Why is a named rvalue reference an lvalue expression?

Question

I know that a named reference is an lvalue:

int x = 1;
int& ref1 = x;
int&& ref2 = std::move(x);

I've read the explanation — that is because we can take the address of those ref1 and ref2.

But when we take the address of a reference we actually take the address of the referenced object, don't we? So this explanation doesn't seem to be correct.

So why a named reference is an lvalue?

Answer 1

That explanation is just a simplification. lvalues aren't defined by being "something you can take the address of", but by a specific set of rules about the value category of expressions. Those rules are carefully constructed so as to result in a self-consistent language in which everything fits together reasonably neatly.

That being said, the explanation does rather fit here, if you consider that by writing ref1, you're not really naming "the reference" but the thing being referred to. That's the magic of references: you're supposed to consider them name aliases rather than entities in their own right.

There are some abstraction leaks surrounding this (particularly, member references), but that's the gist.

You ought to forget about notions like "the reference is an lvalue" and instead think about expressions. Objects have types; expressions have value categories.

Answer 2

Here is an explanation from Scott Meyers's book "Effective Modern C++":

In fact, T&& has two different meanings. One is rvalue reference, of course. Such references behave exactly the way you expect: they bind only to rvalues, and their primary raison d’être is to identify objects that may be moved from.

void f(Widget&& param); // rvalue reference

Widget&& var1 = Widget(); // rvalue reference

auto&& var2 = var1; // not rvalue reference

template<typename T>
void f(std::vector<T>&& param); // rvalue reference

template<typename T>
void f(T&& param); // not rvalue reference

The other meaning for T&& is either rvalue reference or lvalue reference. Such references look like rvalue references in the source code (i.e., T&&), but they can behave as if they were lvalue references (i.e., T&). Their dual nature permits them to bind to rvalues (like rvalue references) as well as lvalues (like lvalue references). Furthermore, they can bind to const or non-const objects, to volatile or non-volatile objects, even to objects that are both const and volatile.

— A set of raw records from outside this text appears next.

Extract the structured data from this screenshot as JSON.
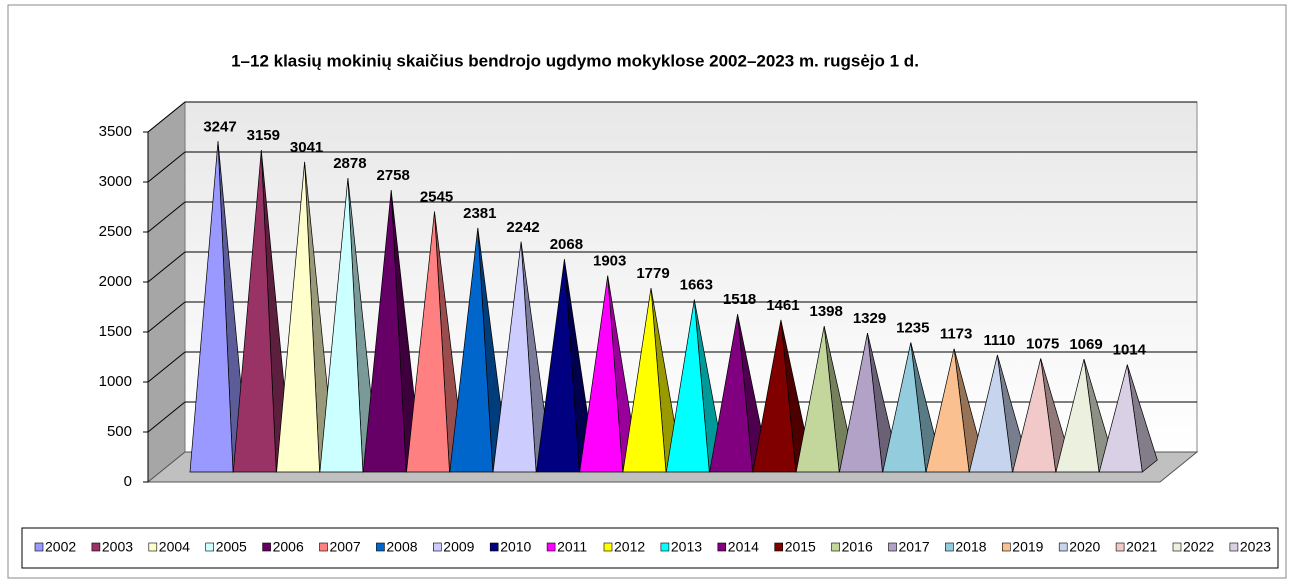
{
  "chart_data": {
    "type": "pyramid",
    "title": "1–12 klasių mokinių skaičius bendrojo ugdymo mokyklose 2002–2023 m. rugsėjo 1 d.",
    "categories": [
      "2002",
      "2003",
      "2004",
      "2005",
      "2006",
      "2007",
      "2008",
      "2009",
      "2010",
      "2011",
      "2012",
      "2013",
      "2014",
      "2015",
      "2016",
      "2017",
      "2018",
      "2019",
      "2020",
      "2021",
      "2022",
      "2023"
    ],
    "values": [
      3247,
      3159,
      3041,
      2878,
      2758,
      2545,
      2381,
      2242,
      2068,
      1903,
      1779,
      1663,
      1518,
      1461,
      1398,
      1329,
      1235,
      1173,
      1110,
      1075,
      1069,
      1014
    ],
    "colors": [
      "#9999ff",
      "#993366",
      "#ffffcc",
      "#ccffff",
      "#660066",
      "#ff8080",
      "#0066cc",
      "#ccccff",
      "#000080",
      "#ff00ff",
      "#ffff00",
      "#00ffff",
      "#800080",
      "#800000",
      "#c3d69b",
      "#b3a2c7",
      "#93cddd",
      "#fac090",
      "#c6d4ee",
      "#f2c9c9",
      "#ebf1de",
      "#d9d0e5"
    ],
    "ylim": [
      0,
      3500
    ],
    "yticks": [
      0,
      500,
      1000,
      1500,
      2000,
      2500,
      3000,
      3500
    ],
    "grid": true,
    "legend": "bottom"
  }
}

They can bind to virtually anything. Such unprecedentedly flexible references deserve a name of their own. I call them universal references.

Answer 3

Per [expr.prim.id.unqual] (8.1.4.1 Unqualified names):

[...] The expression is an lvalue if the entity is a function, variable, or data member and a prvalue otherwise; it is a bit-field if the identifier designates a bit-field ([dcl.struct.bind]).

Per [basic]/6:

A variable is introduced by the declaration of a reference other than a non-static data member or of an object. The variable's name, if any, denotes the reference or object.

The declaration

int&& ref2 = std::move(x);

is a "declaration of a reference other than a non-static data member." Therefore, the entity denoted by ref2 is a variable. So the expression ref2 is an lvalue.